O que são as PCIs e por que importam
As placas de circuito impresso servem como base para a montagem dos chips e para a interconexão dos diversos componentes eletrônicos. “Os chips não flutuam”, resumiu Cathie Gridley, vice-presidente executiva da TTM, em entrevista à CNBC, para explicar a necessidade de montagem em placas para que os sistemas funcionem.
O alerta dos EUA também tem relação com a concentração da produção. Segundo a Associação de Placas de Circuito Impresso da América (PCBAA), os Estados Unidos respondiam por cerca de 30% da produção global de PCIs no passado; hoje essa participação caiu para apenas 4%. David Schild, diretor executivo da entidade, descreveu o quadro como uma “dependência arriscada”.
Riscos apontados pelo Departamento de Defesa
O Departamento de Defesa norte-americano teme que placas comprometidas permitam sabotagens em equipamentos estratégicos. Mike Cadenazzi, secretário adjunto de guerra dos EUA para política de base industrial, declarou à CNBC que “chips, substratos e placas de circuito impresso representam múltiplas vias de ataque para um potencial agente malicioso”. Ele acrescentou que um ataque poderia, por exemplo, ativar um código que faça a placa, em combinação com o chip, interromper a orientação de uma munição.
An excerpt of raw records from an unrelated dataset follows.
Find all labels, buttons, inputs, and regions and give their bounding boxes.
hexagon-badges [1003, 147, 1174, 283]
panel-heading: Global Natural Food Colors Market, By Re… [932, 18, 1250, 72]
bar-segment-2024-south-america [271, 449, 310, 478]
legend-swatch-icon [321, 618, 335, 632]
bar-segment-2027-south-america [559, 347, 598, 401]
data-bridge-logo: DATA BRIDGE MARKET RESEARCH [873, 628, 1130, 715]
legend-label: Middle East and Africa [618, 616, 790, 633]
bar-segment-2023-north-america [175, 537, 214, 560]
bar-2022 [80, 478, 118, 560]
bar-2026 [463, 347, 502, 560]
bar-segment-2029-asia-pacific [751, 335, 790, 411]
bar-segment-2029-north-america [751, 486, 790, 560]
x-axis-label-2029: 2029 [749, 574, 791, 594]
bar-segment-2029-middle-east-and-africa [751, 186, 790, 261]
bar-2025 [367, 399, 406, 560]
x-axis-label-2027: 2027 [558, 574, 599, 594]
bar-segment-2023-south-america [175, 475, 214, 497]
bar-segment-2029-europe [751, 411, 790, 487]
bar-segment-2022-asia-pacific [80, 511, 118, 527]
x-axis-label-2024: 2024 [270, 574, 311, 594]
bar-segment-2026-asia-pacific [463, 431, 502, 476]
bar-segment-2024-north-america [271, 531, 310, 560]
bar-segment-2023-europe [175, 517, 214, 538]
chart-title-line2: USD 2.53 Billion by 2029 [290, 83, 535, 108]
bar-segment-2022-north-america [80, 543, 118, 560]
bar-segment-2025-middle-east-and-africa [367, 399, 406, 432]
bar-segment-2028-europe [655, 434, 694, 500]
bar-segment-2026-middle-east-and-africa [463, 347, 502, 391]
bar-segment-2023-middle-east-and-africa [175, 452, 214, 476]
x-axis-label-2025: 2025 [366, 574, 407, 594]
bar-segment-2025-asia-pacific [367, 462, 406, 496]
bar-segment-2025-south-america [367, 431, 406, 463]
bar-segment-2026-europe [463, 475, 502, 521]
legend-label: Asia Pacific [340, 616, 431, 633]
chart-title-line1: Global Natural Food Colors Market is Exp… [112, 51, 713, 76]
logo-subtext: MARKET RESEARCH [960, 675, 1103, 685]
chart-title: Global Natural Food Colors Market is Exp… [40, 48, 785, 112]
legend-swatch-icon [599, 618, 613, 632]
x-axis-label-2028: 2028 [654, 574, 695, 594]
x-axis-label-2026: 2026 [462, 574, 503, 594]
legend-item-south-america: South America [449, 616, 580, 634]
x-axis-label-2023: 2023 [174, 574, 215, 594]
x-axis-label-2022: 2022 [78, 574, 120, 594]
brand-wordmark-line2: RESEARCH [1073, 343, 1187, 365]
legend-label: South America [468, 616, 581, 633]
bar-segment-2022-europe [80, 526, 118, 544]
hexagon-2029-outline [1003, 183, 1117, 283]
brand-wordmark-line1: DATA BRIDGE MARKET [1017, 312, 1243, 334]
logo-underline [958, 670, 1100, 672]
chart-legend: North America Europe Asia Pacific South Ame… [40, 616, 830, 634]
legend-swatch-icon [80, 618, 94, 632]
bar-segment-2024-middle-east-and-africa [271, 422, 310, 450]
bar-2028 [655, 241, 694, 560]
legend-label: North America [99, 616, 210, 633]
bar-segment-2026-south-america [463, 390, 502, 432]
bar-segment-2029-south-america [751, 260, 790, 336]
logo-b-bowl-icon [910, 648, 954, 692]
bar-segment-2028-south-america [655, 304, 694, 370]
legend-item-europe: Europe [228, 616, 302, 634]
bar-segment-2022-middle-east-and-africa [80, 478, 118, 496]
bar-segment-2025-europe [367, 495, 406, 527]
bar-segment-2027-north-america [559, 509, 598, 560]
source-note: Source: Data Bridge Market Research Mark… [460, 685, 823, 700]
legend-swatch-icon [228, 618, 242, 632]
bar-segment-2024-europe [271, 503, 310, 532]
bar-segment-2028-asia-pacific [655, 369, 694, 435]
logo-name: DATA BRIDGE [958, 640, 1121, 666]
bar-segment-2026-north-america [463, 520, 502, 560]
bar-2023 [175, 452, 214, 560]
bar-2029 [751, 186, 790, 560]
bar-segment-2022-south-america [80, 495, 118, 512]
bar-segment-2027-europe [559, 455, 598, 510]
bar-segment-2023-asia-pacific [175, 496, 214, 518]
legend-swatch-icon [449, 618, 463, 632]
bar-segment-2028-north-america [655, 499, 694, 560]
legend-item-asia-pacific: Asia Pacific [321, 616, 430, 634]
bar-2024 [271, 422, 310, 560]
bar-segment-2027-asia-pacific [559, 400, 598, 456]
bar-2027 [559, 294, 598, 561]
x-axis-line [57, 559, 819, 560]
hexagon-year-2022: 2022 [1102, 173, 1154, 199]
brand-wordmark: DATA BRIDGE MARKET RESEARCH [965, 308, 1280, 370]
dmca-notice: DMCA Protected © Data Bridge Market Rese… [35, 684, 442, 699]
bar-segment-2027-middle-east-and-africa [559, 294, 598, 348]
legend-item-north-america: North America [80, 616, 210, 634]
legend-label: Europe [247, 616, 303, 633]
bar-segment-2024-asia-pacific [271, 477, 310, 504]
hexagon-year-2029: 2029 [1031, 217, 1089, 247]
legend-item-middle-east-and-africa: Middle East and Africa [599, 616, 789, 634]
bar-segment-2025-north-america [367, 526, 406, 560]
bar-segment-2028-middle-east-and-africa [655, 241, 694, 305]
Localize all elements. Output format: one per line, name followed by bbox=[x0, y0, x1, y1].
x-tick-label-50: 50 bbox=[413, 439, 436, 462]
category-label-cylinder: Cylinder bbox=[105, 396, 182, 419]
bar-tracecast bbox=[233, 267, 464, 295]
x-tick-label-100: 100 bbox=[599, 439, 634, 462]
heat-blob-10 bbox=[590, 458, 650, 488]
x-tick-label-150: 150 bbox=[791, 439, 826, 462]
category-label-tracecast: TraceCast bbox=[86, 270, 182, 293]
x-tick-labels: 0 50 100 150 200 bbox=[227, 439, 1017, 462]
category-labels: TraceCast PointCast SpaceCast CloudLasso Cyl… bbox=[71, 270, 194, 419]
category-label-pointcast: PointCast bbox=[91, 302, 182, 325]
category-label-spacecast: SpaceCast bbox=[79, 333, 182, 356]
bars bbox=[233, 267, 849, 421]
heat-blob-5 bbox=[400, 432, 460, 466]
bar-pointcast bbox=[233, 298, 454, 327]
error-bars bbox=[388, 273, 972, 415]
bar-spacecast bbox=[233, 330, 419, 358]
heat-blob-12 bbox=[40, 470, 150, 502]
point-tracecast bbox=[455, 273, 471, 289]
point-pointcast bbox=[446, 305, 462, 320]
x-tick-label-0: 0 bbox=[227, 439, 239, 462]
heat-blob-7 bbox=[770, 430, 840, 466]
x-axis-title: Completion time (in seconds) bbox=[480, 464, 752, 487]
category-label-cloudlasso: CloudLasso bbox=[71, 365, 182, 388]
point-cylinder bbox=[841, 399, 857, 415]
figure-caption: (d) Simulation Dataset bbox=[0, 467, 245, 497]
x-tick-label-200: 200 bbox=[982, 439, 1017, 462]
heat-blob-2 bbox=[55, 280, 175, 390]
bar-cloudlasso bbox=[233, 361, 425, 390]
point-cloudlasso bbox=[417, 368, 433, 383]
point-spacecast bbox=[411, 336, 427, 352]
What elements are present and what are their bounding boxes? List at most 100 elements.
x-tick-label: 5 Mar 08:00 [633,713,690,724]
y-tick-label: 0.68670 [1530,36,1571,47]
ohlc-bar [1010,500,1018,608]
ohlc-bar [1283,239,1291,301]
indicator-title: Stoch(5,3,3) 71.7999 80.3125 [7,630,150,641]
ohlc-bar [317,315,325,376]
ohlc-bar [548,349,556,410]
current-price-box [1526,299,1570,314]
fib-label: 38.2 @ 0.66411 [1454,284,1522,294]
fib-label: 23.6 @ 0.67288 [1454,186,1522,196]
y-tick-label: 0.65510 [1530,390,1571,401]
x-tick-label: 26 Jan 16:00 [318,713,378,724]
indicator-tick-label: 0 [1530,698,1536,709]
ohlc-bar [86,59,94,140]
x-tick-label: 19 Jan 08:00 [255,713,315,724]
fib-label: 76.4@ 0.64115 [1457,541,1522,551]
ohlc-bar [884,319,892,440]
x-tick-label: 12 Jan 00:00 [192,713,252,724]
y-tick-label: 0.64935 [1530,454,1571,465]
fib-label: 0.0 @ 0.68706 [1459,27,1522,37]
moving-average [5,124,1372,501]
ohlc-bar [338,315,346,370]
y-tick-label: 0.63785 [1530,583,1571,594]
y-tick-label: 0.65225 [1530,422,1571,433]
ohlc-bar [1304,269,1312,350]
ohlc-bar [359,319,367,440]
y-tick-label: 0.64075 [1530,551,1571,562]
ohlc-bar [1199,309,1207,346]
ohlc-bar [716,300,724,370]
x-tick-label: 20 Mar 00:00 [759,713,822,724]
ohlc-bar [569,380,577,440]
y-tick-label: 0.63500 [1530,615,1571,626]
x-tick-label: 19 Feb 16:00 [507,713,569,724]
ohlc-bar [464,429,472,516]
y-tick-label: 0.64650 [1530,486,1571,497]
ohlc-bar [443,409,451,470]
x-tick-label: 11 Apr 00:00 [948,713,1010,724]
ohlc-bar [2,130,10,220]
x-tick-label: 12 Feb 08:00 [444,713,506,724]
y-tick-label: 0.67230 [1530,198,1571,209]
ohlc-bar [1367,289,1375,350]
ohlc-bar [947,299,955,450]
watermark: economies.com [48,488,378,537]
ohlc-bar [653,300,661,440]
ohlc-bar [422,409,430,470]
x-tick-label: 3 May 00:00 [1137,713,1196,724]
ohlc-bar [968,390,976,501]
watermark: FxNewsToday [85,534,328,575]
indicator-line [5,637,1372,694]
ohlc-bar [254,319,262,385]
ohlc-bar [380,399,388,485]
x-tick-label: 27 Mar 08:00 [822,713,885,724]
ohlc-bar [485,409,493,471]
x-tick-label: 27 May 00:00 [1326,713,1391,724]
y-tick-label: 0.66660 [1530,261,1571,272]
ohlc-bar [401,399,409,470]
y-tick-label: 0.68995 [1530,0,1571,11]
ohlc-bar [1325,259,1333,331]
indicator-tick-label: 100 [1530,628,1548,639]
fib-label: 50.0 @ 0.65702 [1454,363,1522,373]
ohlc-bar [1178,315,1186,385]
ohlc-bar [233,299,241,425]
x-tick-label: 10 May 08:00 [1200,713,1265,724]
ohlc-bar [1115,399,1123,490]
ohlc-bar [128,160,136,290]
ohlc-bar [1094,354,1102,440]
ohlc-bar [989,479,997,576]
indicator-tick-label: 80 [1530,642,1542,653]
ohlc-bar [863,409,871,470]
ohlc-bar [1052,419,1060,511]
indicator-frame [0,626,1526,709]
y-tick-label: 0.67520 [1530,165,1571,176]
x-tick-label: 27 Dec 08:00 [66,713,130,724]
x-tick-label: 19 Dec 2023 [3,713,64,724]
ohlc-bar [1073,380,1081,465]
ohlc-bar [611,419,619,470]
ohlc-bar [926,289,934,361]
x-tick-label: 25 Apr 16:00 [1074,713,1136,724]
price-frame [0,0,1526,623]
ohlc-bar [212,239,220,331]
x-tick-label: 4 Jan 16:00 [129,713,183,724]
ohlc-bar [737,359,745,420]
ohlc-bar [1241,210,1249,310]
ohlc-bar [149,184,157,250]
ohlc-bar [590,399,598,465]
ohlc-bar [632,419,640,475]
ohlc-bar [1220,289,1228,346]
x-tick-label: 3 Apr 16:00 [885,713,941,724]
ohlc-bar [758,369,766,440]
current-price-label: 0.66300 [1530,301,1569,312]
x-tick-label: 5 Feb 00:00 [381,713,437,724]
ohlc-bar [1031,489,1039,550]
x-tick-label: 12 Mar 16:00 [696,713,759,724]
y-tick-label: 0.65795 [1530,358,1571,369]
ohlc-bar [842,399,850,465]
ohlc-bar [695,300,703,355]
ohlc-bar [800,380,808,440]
Especialistas ressaltam que componentes maliciosos podem ser ocultados em camadas internas das PCIs, o que dificulta a detecção. Entre as preocupações do setor estão a inserção de componentes maliciosos, o desvio de dados sensíveis, a redução proposital de desempenho, a interrupção de sistemas militares e a dependência excessiva da cadeia produtiva chinesa.
Imagem: Imagem Divulgação
Resposta do setor e impacto econômico
Empresas americanas como TTM Technologies e Sanmina tentam ampliar a fabricação doméstica diante da crescente demanda por IA. A TTM anunciou novas unidades em Nova York e Wisconsin, embora mantenha sete fábricas na Ásia, incluindo sua maior planta na China. Edwin Roks, CEO da TTM, afirmou que “tem que ser nos EUA e, em breve, na Europa”.
O impacto já aparece nos preços: relatório do Goldman Sachs citado pela Reuters aponta alta de até 40% nas PCIs entre março e abril, enquanto a TTM informou reajustes entre 5% e 25%. Conflitos internacionais, como a guerra no Oriente Médio e as tensões envolvendo o Irã, também pressionam o fornecimento de matérias-primas, como cobre e resina.